★ The Redemption of Philip Thane
A self-described wastrel gets a chance to change in The Redemption of Philip Thane by Lisa Berne. In exchange for a hefty sum, the low-on-funds titular character agrees to deliver a speech on his wealthy aunt’s behalf during Plough Day, a local holiday in the small village of Whittlesey. On the journey there, he picks up the beautiful and brainy Margaret Allen. She needs a ride due to a broken carriage; he needs distraction from the boring task ahead. Margaret doesn’t succumb to his wiles, and after giving his speech, Philip can’t wait to leave town . . . but then he wakes up the next morning and discovers that it’s Plough Day all over again. And again. And again. In this Groundhog Day-style story, Philip realizes he’s fated to repeat both the speech and his attempts to woo Margaret, all without success unless he can mend his selfish and arrogant ways—and maybe also fall in love. Berne has penned an extremely clever and entertaining addition to the canon of “rake redemption” romances, and readers are bound to find it smart, tender and surprisingly sweet.
★ Weather Girl
Matchmaking goes awry in Weather Girl by Rachel Lynn Solomon. Meteorologist Ari Abrams teams up with sports reporter Russell Barringer to bring together their feuding bosses, who are also ex-spouses. But as they work to spark a do-over for the pair, they find themselves also feeling a little amorous—toward each other. The gun-shy Ari, who’s recently broken off an engagement and is unsure how to share her experiences with depression, begins to take a chance on single dad Russell, but can they stay the course and really commit? This is mainly Ari’s story, and it’s told in her engaging first-person voice, with Russell filling the role of the wonderful guy who hopefully isn’t too good to be true. Secondary characters add sparkle and fun, and there are brief but deeply enjoyable glimpses of newsroom life in this delightful romance.
The Rebel and the Rake
An aristocrat and a well-educated lady’s companion try to maintain their distance—and their disguises—in Emily Sullivan’s Victorian romance The Rebel and the Rake.
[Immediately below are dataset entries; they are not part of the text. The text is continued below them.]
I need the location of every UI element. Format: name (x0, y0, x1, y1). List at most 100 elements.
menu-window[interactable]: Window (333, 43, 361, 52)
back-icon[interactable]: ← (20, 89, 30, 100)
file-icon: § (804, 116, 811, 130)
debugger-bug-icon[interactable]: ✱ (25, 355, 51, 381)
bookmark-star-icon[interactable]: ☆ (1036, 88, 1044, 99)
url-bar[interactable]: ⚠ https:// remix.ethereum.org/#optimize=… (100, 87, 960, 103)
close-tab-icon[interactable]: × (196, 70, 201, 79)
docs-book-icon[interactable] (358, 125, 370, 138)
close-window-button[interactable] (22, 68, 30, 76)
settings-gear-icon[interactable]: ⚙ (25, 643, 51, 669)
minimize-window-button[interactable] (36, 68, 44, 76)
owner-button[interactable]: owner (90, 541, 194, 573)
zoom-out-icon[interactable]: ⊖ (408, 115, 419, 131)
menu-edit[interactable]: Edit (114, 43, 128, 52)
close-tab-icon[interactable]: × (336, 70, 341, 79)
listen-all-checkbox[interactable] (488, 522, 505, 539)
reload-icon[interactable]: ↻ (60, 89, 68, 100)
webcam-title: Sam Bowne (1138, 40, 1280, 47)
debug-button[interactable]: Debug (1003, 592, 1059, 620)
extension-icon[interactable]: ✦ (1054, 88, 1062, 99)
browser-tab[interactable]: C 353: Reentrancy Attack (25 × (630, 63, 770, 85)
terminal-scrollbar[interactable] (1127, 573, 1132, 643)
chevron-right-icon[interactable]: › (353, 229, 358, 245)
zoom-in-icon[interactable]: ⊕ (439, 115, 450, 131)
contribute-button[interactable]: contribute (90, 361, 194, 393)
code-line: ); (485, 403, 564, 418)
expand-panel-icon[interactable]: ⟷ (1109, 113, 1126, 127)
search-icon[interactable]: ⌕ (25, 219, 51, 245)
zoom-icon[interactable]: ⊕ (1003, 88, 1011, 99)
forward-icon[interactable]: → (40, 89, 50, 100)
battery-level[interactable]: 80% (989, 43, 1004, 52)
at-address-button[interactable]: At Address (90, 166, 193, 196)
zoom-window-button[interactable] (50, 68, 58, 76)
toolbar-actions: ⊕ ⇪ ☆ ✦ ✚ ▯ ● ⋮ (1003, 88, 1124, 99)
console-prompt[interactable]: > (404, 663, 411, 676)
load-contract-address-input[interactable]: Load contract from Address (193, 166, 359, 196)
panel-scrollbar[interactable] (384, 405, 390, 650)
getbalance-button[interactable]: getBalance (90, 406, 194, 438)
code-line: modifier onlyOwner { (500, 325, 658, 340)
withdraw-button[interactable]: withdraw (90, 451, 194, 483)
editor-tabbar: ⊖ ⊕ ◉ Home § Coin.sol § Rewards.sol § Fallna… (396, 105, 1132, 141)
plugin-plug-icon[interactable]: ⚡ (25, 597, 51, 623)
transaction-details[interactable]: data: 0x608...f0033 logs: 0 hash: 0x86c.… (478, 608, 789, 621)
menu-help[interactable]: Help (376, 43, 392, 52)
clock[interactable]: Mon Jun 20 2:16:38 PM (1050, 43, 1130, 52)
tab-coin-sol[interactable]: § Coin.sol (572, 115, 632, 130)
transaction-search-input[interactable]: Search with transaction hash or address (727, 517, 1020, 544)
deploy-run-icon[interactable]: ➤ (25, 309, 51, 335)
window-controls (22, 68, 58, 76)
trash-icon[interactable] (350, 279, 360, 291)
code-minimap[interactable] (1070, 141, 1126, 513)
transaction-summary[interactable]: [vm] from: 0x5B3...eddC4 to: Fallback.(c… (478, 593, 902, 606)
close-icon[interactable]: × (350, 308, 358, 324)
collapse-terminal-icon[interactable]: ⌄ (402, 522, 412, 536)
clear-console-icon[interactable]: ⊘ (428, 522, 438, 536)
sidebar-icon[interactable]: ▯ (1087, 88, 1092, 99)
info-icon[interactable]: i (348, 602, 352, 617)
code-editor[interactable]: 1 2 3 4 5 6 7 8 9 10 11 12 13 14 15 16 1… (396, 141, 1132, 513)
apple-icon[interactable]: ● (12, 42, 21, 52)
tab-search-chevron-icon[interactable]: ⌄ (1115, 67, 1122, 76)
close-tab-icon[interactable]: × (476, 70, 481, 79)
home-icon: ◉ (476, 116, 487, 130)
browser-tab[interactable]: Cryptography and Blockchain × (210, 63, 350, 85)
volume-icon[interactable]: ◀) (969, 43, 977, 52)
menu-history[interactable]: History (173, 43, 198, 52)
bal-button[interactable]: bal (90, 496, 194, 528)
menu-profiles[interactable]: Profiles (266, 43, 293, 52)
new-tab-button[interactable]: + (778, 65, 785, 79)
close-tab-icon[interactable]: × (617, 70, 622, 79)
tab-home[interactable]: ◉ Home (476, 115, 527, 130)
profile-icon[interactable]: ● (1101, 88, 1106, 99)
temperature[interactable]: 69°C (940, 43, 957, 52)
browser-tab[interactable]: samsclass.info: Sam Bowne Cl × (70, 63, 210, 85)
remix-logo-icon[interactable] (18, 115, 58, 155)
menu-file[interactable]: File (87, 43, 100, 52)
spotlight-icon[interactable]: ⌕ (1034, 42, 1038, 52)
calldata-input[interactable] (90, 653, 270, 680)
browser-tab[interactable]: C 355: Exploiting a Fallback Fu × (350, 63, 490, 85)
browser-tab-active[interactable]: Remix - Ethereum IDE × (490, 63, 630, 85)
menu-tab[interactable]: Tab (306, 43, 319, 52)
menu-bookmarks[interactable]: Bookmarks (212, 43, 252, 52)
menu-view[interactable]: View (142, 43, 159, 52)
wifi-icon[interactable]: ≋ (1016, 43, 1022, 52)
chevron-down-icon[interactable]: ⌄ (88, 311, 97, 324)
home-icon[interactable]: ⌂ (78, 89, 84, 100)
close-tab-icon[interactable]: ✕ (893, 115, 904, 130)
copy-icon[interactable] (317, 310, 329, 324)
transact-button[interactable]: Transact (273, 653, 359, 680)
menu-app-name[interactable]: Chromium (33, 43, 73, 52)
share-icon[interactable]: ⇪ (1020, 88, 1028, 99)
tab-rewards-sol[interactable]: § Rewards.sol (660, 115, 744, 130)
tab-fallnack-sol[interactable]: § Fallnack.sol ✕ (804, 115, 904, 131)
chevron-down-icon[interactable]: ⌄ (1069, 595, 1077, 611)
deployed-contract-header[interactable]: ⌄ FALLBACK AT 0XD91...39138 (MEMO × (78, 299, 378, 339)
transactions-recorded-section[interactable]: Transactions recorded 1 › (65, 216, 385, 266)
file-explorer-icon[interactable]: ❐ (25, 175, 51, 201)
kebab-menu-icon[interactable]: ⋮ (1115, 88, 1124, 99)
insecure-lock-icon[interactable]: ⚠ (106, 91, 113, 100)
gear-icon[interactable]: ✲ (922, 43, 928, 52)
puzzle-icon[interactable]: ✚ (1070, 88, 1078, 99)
Rafe Davies, the second son of an earl, plays the role of charming dilettante while actually spying for the Crown. His latest mission is to discover the source of anonymous threats made to John Wardale, a very wealthy self-made man, while attending a house party at Wardale’s Castle Blackwood in the Scottish Lowlands. Posing as a callow rogue has never bothered Rafe before, but then he meets Sylvia Sparrow, a quiet bluestocking whom he wishes to impress with more than his good looks and facile conversation. While Sylvia is similarly attracted to Rafe, she knows nothing can come of a relationship. She’s hiding aspects of herself, the most damning of which is that she was once imprisoned on suspicion of being an anarchist. But hearts cannot be denied, and the pair are soon sharing steamy love scenes while their true natures are gradually revealed. Danger and desire intertwine in this tale of deception and injustice, an engrossing read that follows two characters who deserve their happily ever after.